Sin duda, hay varios otros aspectos adicionales que deberemos analizar más adelante, tales como las facultades específicas de la Superintendencia, los arreglos previstos para la acreditación de instituciones y programas, la organización del gobierno de las universidades estatales y, en general, el articulado propiamente tal del proyecto en todas sus partes, las orientaciones que formule el mensaje del proyecto y las modalidades previstas para la implementación de las normas. En breve, hay aún mucho material que cubrir.
Por ahora tratamos de dar una visión de los aspectos más medulares del proyecto, las ideas que el gobierno impulsa y del diseño de sus piezas fundamentales. Nos interesa mostrar la «big picture»; dar una visión de conjunto antes de entrar al debate de las cuestiones orgánicas, los arreglos institucionales, los mecanismos e instrumentos, las modulaciones de la implementación y los plazos.

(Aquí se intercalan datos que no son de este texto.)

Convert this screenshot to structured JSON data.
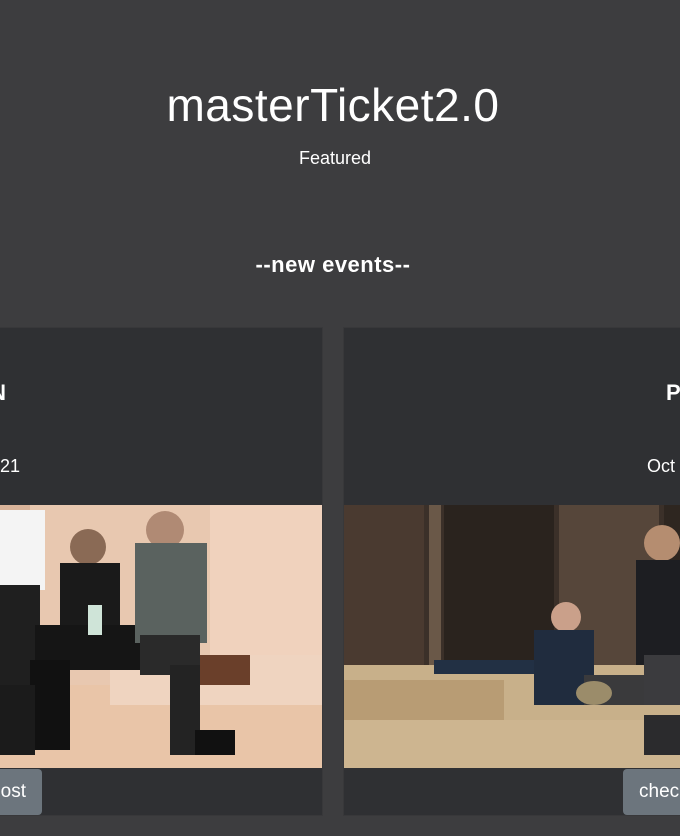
{
  "header": {
    "title": "masterTicket2.0",
    "subtitle": "Featured"
  },
  "section": {
    "title": "--new events--"
  },
  "events": [
    {
      "name": "N",
      "date": "21",
      "button_label": "ost",
      "image": "band-photo-seated-on-bench"
    },
    {
      "name": "P",
      "date": "Oct",
      "button_label": "chec",
      "image": "band-photo-on-couch"
    }
  ],
  "colors": {
    "background": "#3d3d3f",
    "card": "#2f3033",
    "button": "#6c757d",
    "text": "#ffffff"
  }
}
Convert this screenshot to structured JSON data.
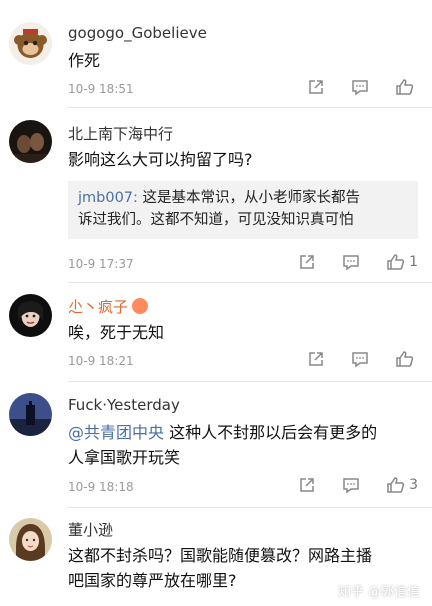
{
  "comments": [
    {
      "username": "gogogo_Gobelieve",
      "text": "作死",
      "time": "10-9 18:51",
      "likes": ""
    },
    {
      "username": "北上南下海中行",
      "text": "影响这么大可以拘留了吗?",
      "quote_user": "jmb007:",
      "quote_line1": " 这是基本常识，从小老师家长都告",
      "quote_line2": "诉过我们。这都不知道，可见没知识真可怕",
      "time": "10-9 17:37",
      "likes": "1"
    },
    {
      "username": "尐丶疯子",
      "text": "唉，死于无知",
      "time": "10-9 18:21",
      "likes": ""
    },
    {
      "username": "Fuck·Yesterday",
      "mention": "@共青团中央",
      "text_line1": " 这种人不封那以后会有更多的",
      "text_line2": "人拿国歌开玩笑",
      "time": "10-9 18:18",
      "likes": "3"
    },
    {
      "username": "董小逊",
      "text_line1": "这都不封杀吗？国歌能随便篡改？网路主播",
      "text_line2": "吧国家的尊严放在哪里?",
      "time": "",
      "likes": ""
    }
  ],
  "watermark": "知乎 @郭信信",
  "colors": {
    "link": "#4a6fa5",
    "meta": "#9a9a9a",
    "divider": "#e5e5e5",
    "quote_bg": "#f2f2f2"
  },
  "icons": [
    "share-icon",
    "comment-icon",
    "like-icon"
  ]
}
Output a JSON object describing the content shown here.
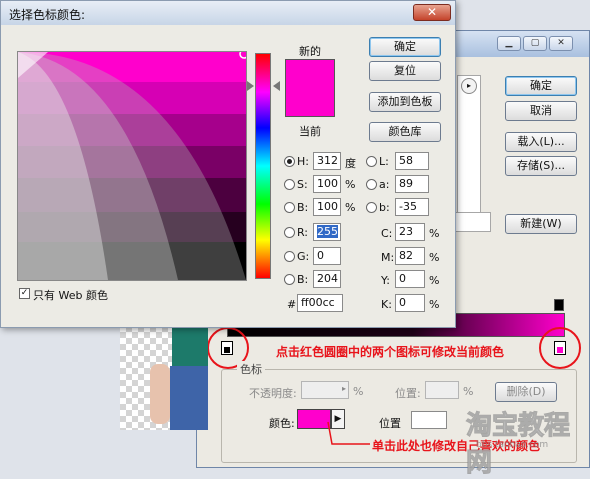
{
  "picker": {
    "title": "选择色标颜色:",
    "close": "✕",
    "new_label": "新的",
    "current_label": "当前",
    "new_color": "#ff00cc",
    "current_color": "#ff00cc",
    "buttons": {
      "ok": "确定",
      "reset": "复位",
      "add_swatch": "添加到色板",
      "color_library": "颜色库"
    },
    "hsb": [
      {
        "label": "H:",
        "value": "312",
        "unit": "度"
      },
      {
        "label": "S:",
        "value": "100",
        "unit": "%"
      },
      {
        "label": "B:",
        "value": "100",
        "unit": "%"
      }
    ],
    "rgb": [
      {
        "label": "R:",
        "value": "255"
      },
      {
        "label": "G:",
        "value": "0"
      },
      {
        "label": "B:",
        "value": "204"
      }
    ],
    "lab": [
      {
        "label": "L:",
        "value": "58"
      },
      {
        "label": "a:",
        "value": "89"
      },
      {
        "label": "b:",
        "value": "-35"
      }
    ],
    "cmyk": [
      {
        "label": "C:",
        "value": "23",
        "unit": "%"
      },
      {
        "label": "M:",
        "value": "82",
        "unit": "%"
      },
      {
        "label": "Y:",
        "value": "0",
        "unit": "%"
      },
      {
        "label": "K:",
        "value": "0",
        "unit": "%"
      }
    ],
    "hex_label": "#",
    "hex_value": "ff00cc",
    "web_only": "只有 Web 颜色"
  },
  "editor": {
    "buttons": {
      "ok": "确定",
      "cancel": "取消",
      "load": "载入(L)...",
      "save": "存储(S)...",
      "new": "新建(W)",
      "delete": "删除(D)"
    },
    "stops": {
      "group_title": "色标",
      "opacity_label": "不透明度:",
      "location_label": "位置:",
      "percent": "%",
      "color_label": "颜色:",
      "location2_label": "位置",
      "stop_color": "#ff00cc"
    }
  },
  "annotations": {
    "note1": "点击红色圆圈中的两个图标可修改当前颜色",
    "note2": "单击此处也修改自己喜欢的颜色"
  },
  "watermark": {
    "text": "淘宝教程网",
    "url": "bbs.taobao.com"
  }
}
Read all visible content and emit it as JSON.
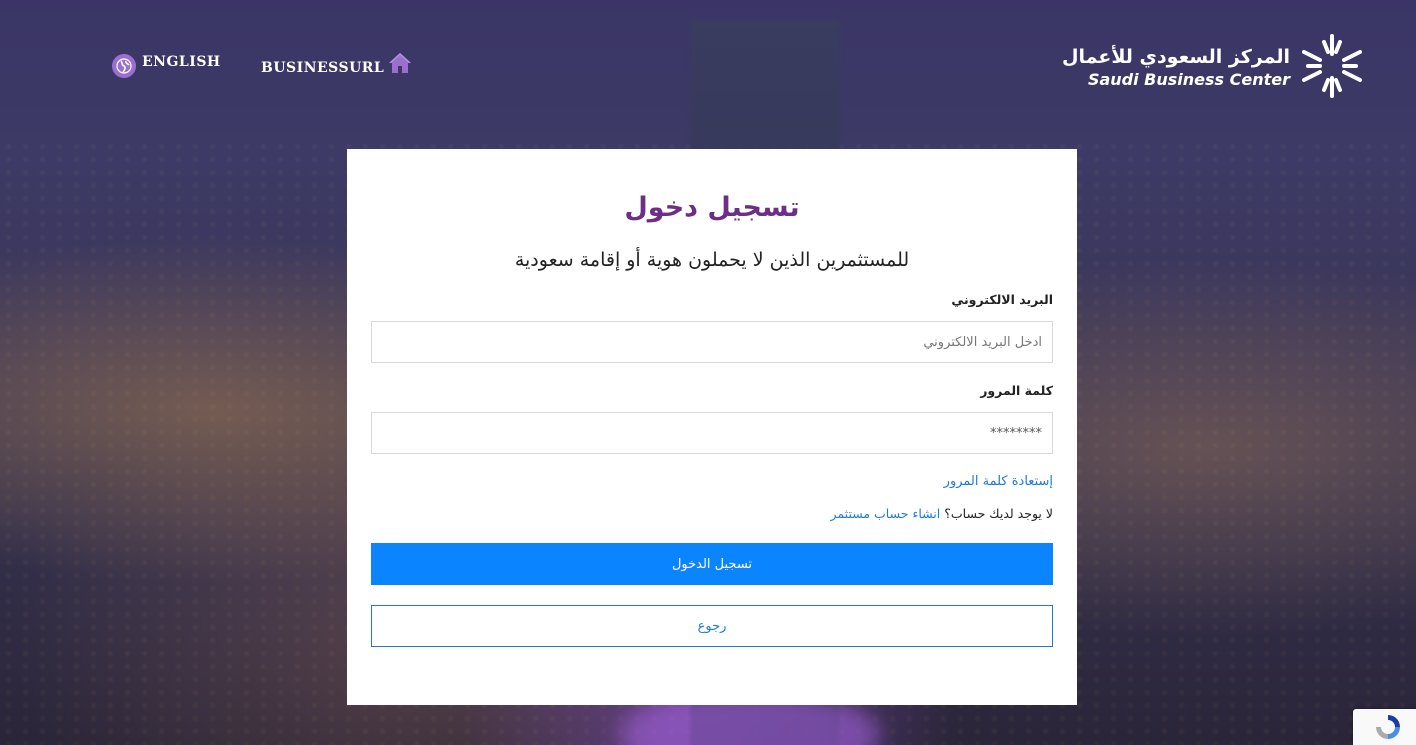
{
  "header": {
    "language_label": "ENGLISH",
    "business_url_label": "BUSINESSURL",
    "logo_arabic": "المركز السعودي للأعمال",
    "logo_english": "Saudi Business Center"
  },
  "login": {
    "title": "تسجيل دخول",
    "subtitle": "للمستثمرين الذين لا يحملون هوية أو إقامة سعودية",
    "email_label": "البريد الالكتروني",
    "email_placeholder": "ادخل البريد الالكتروني",
    "password_label": "كلمة المرور",
    "password_value": "********",
    "forgot_password": "إستعادة كلمة المرور",
    "no_account_text": "لا يوجد لديك حساب؟",
    "create_account": "انشاء حساب مستثمر",
    "login_button": "تسجيل الدخول",
    "back_button": "رجوع"
  },
  "colors": {
    "title": "#6b2f85",
    "primary_button": "#0a84ff",
    "link": "#1f7ad6",
    "globe_icon": "#9b6fcf"
  },
  "icons": {
    "language": "globe-icon",
    "business_url": "home-icon",
    "logo": "sbc-star-logo-icon",
    "captcha": "recaptcha-icon"
  }
}
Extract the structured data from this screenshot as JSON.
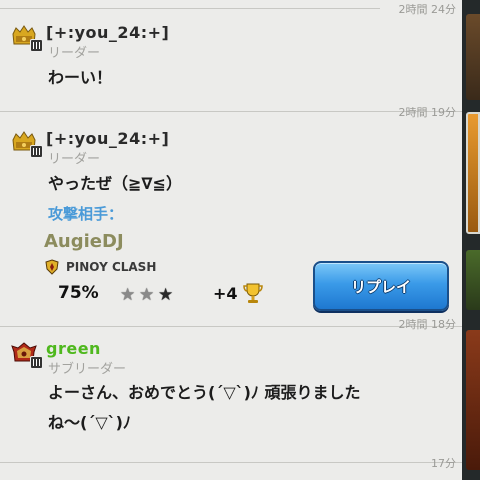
{
  "messages": [
    {
      "time": "2時間 24分",
      "name": "[+:you_24:+]",
      "role": "リーダー",
      "text": "わーい！"
    },
    {
      "time": "2時間 19分",
      "name": "[+:you_24:+]",
      "role": "リーダー",
      "text": "やったぜ（≧∇≦）",
      "attack": {
        "label": "攻撃相手：",
        "opponent": "AugieDJ",
        "clan": "PINOY CLASH",
        "percent": "75%",
        "stars": 2,
        "max_stars": 3,
        "trophies": "+4",
        "replay_label": "リプレイ"
      }
    },
    {
      "time": "2時間 18分",
      "name": "green",
      "role": "サブリーダー",
      "text_line1": "よーさん、おめでとう(´▽`)ﾉ 頑張りました",
      "text_line2": "ね〜(´▽`)ﾉ"
    },
    {
      "time": "17分"
    }
  ],
  "colors": {
    "leader_name": "#2a2a2a",
    "co_leader_name": "#4fb81e",
    "attack_label": "#4a9ad8",
    "replay_button": "#3a9ae8"
  },
  "icons": {
    "leader_badge": "gold-helmet-icon",
    "co_leader_badge": "red-helmet-icon",
    "rank": "rank-bars-icon",
    "clan": "clan-shield-icon",
    "trophy": "trophy-icon",
    "star": "star-icon"
  }
}
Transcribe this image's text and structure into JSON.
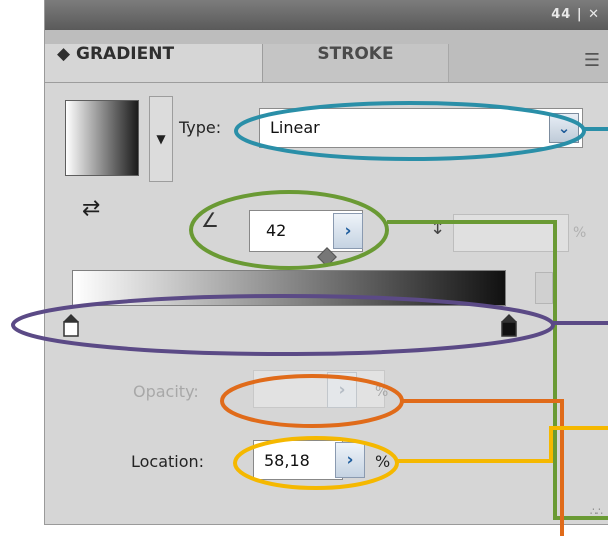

En efecto, lo importante está en la visión de fondo, en los principios articuladores, en la ideología sobre la que se sustenta la propuesta y en el diseño básico de los arreglos de poder y funcionamiento que dibuja. Ya sé: el cuadro que se obtiene no es alentador. Pero quizá sirva para prevenir a que mañana se diga: «Lord, what fools these mortals be!
(Shakespeare, A Midsummer Night’s Dream).